6. Liquidated Damages
Finally, Plaintiffs ask the Court to find that they are entitled to liquidated damages on the FLSA claims. As noted earlier, the Court may determine that liquidated damages are not warranted only "if the employer shows to the satisfaction of the court that the act or omission giving rise to such action was in good faith and that he had reasonable grounds for believing that his act or omission was not a violation of the Fair Labor Standards Act." 29 U.S.C. § 260.
Plaintiffs maintain that Defendants have no evidence indicating that they took any steps to determine the legality of the compensation practices at issue in this case. Defendants, on the other hand, argue that there is no evidence that they acted in bad faith. In light of the numerous remaining factual disputes surrounding Plaintiffs' FLSA claims, the Court finds that it is premature to decide whether liquidated damages should be awarded. Plaintiffs' request for summary judgment on this issue is, therefore, overruled.
C. Prompt Pay Act Claim (Count V)
In the Fifth Claim for Relief, Plaintiffs allege that Reddy failed to pay all wages due and owing within the time specified under Ohio Revised Code § 4113.1 5(A).

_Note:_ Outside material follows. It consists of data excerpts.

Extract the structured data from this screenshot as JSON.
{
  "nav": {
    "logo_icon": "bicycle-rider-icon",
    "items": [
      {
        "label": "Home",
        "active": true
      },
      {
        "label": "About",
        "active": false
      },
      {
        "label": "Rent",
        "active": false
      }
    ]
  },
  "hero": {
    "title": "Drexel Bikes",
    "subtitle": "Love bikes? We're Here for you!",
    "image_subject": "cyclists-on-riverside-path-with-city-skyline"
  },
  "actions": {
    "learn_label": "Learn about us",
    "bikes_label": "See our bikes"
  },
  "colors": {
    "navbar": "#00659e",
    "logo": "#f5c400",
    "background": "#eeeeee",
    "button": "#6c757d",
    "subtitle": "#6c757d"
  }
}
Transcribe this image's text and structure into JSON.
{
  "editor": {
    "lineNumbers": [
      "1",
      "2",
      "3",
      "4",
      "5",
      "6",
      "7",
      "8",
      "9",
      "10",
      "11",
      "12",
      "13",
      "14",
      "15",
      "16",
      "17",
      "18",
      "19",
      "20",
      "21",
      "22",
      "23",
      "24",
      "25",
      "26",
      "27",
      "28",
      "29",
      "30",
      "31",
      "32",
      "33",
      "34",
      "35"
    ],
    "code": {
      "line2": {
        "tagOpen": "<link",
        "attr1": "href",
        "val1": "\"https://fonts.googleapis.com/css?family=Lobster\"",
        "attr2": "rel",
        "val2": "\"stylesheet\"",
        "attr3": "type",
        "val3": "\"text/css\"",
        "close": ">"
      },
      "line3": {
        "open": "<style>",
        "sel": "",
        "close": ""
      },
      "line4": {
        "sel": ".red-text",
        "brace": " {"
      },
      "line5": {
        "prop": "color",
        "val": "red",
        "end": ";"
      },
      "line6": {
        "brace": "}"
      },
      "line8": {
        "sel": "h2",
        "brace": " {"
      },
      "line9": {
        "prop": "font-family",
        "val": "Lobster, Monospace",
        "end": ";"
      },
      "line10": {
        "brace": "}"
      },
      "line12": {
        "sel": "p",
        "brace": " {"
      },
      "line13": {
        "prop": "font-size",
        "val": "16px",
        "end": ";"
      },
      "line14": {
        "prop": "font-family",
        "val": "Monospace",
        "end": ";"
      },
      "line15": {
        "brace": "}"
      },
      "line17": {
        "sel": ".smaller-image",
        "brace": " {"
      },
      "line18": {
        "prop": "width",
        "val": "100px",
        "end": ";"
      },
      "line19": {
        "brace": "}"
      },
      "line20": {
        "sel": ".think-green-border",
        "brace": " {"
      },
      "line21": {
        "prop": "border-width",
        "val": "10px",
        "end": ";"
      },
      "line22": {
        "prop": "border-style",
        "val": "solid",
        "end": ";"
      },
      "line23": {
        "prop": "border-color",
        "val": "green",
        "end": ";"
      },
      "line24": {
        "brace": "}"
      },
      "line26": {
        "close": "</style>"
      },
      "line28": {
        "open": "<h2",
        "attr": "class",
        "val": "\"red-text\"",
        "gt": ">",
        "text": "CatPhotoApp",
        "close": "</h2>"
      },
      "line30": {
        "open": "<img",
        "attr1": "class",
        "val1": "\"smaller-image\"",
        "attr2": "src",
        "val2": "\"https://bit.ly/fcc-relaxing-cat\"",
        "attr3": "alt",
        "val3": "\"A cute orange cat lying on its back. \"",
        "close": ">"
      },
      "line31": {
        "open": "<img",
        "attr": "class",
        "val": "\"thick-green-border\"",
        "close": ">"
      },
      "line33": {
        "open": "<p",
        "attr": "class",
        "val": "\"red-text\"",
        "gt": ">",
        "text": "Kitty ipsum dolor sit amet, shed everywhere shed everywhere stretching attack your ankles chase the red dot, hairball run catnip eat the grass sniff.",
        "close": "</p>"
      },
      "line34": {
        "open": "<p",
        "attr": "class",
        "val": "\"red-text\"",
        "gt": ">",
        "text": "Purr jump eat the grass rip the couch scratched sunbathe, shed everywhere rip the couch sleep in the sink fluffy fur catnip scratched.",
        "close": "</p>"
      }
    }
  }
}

Since the viability of this claim hinges on the viability of the minimum wage and overtime claims set forth in Counts I-IV, summary judgment on this claim is inappropriate at this time.
IV. Conclusion
For the reasons set forth above, the Court SUSTAINS Defendants' unopposed Motion to Decertify the Class as a Collective Action (Doc. #72), and OVERRULES Plaintiffs' Motion to Strike Laura Wilson's Affidavit (Doc. #73). Defendants' Motion for Summary Judgment (Doc. #71) is OVERRULED. Plaintiffs' Motion for Partial Summary Judgment (Doc. #70) is SUSTAINED IN PART and OVERRULED IN PART.
The Court SUSTAINS Plaintiffs' Motion for Partial Summary Judgment with respect to the following five issues:
a) Each Plaintiff is an "employee" within the meaning of the Fair Labor Standards Act and the Ohio Constitution;
b) Each Defendant is an "employer" within the meaning of the Fair Labor Standards Act and the Ohio Constitution;
c) Due to Defendants failing to maintain adequate records, the presumption established under Anderson v. Mt. Clemens Pottery Co., 328 U.S. 680 (1946) shall be in effect throughout the remainder of these proceedings and that Plaintiffs' recollection of hours worked shall be presumed correct;
d) To the extent that Defendants' time-rounding policy always rounds up to the scheduled start time regardless of when the employees clock in, that policy is facially defective; and
e) The aggregation doctrine applies in evaluating whether the time Plaintiffs spent loading and unloading vehicles prior to or after traveling in Company vehicles was de minimis so as to preclude application of the continuous workday rule.
Genuine issues of material fact preclude summary judgment on the remainder of the issues on which Plaintiffs sought partial summary judgment. All claims asserted remain pending for trial.